CVE-2026-27610
MediumCVSS 5.3Exploitation Probability (EPSS)
Low risk26th percentile - higher than 26% of all known CVEs
Summary
A vulnerability in Parse Dashboard versions 7.3.0-alpha.42 through 9.0.0-alpha.7 causes the `ConfigKeyCache` to use the same cache key for both master key and read-only master key when resolving function-typed keys. Under specific timing conditions, a read-only user can receive the cached full master key, or a regular user can receive the cached read-only master key.
Risk Assessment
The risk involves unauthorized access to the full master key by a read-only user, potentially leading to privilege escalation and uncontrolled data access.
Recommendation
It is recommended to immediately upgrade to version 9.0.0-alpha.8 or later. As a temporary workaround, avoid using function-typed master keys or remove the `agent` configuration block from your dashboard configuration.
Original NVD description (English source)
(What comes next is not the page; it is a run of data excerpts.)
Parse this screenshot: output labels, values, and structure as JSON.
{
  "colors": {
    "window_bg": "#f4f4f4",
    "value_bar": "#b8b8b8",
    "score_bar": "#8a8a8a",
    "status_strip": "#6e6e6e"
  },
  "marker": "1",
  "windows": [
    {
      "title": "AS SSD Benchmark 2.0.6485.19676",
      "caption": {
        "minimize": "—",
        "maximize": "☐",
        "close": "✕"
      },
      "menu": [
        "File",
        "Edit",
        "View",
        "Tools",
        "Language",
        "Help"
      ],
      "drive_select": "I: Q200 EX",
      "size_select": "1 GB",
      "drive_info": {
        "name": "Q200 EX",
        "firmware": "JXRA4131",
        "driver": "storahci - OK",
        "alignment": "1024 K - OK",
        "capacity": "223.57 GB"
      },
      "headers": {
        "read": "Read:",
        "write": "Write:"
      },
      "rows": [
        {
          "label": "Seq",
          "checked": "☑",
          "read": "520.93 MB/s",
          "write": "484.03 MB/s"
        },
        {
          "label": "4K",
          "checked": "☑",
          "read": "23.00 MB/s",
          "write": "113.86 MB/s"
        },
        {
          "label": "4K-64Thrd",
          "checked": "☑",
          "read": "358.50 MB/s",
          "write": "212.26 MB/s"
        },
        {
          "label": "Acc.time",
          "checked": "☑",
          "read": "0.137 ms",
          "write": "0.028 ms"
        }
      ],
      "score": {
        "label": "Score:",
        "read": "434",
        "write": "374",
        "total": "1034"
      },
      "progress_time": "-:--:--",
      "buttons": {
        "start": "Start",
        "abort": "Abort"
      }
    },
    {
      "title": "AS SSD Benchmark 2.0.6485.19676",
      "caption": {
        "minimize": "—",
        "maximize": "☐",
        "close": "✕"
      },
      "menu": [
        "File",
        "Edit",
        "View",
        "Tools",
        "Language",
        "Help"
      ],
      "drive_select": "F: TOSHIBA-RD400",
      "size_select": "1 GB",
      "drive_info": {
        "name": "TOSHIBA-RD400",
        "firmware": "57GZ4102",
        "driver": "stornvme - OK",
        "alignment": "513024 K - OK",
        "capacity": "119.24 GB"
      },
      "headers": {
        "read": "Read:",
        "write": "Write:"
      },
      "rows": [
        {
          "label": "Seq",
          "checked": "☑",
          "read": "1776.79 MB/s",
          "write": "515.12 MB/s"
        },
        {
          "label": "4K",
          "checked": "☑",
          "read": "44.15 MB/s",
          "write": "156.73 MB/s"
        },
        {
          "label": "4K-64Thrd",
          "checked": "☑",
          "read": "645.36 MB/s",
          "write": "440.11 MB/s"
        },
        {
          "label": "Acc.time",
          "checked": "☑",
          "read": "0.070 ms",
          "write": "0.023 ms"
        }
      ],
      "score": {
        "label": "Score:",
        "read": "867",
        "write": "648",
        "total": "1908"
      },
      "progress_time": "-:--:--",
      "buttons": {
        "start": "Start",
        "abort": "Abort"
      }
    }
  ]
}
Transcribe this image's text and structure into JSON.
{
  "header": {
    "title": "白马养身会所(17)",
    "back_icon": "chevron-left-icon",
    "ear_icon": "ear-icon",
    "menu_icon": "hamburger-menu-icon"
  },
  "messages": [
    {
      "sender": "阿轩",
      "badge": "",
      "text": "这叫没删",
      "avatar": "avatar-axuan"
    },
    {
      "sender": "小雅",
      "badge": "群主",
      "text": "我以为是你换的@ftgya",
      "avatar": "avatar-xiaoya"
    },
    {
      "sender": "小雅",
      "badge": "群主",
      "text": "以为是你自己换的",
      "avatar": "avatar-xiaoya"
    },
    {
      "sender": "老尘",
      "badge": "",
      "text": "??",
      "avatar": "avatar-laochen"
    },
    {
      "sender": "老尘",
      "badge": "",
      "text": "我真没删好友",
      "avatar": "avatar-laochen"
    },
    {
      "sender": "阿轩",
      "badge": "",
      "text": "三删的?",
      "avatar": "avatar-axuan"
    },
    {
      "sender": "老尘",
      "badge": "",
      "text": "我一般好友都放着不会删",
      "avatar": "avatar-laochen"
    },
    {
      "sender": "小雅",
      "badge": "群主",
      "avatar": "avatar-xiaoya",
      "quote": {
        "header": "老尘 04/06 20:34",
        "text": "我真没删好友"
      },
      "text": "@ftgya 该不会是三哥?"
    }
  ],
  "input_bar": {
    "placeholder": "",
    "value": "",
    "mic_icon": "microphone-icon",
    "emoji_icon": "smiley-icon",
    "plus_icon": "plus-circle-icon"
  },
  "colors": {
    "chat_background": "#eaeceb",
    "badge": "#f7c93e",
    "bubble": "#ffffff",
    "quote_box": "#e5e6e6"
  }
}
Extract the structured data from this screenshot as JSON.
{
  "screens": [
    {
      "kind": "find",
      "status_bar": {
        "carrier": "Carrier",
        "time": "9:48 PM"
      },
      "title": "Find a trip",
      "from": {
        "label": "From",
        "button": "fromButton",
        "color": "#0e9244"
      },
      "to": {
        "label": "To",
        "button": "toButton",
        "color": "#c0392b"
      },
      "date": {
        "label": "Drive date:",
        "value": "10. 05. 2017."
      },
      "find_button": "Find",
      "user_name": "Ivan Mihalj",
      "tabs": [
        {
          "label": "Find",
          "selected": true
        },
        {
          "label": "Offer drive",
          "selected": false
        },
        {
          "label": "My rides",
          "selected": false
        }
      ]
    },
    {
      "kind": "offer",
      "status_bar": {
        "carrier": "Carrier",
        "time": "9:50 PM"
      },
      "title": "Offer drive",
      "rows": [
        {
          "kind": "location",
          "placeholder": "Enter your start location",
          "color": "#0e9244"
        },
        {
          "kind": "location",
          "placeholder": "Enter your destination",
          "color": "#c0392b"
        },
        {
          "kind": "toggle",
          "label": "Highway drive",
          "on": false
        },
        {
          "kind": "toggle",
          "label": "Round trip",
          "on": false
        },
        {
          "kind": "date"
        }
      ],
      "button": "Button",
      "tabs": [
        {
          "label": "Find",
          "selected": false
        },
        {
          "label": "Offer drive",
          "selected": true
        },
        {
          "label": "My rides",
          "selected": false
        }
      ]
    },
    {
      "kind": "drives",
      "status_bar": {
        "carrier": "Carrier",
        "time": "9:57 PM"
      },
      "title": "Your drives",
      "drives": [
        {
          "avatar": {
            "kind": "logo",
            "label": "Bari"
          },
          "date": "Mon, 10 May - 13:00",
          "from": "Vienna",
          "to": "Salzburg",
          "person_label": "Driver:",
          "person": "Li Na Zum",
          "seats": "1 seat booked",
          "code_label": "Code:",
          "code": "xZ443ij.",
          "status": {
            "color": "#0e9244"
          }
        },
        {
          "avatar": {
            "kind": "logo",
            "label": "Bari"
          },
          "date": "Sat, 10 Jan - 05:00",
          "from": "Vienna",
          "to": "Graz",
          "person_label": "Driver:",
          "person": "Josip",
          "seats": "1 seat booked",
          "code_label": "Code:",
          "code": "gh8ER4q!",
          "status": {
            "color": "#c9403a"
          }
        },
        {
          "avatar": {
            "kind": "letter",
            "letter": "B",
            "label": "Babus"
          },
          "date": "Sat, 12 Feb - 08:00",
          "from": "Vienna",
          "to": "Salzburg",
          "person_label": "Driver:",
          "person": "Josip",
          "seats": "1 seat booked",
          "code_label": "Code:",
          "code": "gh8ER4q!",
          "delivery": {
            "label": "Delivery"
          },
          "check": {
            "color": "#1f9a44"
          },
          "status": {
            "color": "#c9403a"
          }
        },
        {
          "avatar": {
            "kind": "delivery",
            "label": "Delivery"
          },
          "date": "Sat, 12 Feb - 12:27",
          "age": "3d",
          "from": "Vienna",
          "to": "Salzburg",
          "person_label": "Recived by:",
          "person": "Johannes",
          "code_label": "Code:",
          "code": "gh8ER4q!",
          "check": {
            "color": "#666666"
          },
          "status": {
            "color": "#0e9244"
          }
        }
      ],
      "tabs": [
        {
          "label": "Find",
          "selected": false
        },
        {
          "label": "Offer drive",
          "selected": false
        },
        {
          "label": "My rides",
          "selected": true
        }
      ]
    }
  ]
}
Parse Dashboard is a standalone dashboard for managing Parse Server apps. In versions 7.3.0-alpha.42 through 9.0.0-alpha.7, the `ConfigKeyCache` uses the same cache key for both master key and read-only master key when resolving function-typed keys. Under specific timing conditions, a read-only user can receive the cached full master key, or a regular user can receive the cached read-only master key. The fix in version 9.0.0-alpha.8 uses distinct cache keys for master key and read-only master key. As a workaround, avoid using function-typed master keys, or remove the `agent` configuration block from your dashboard configuration.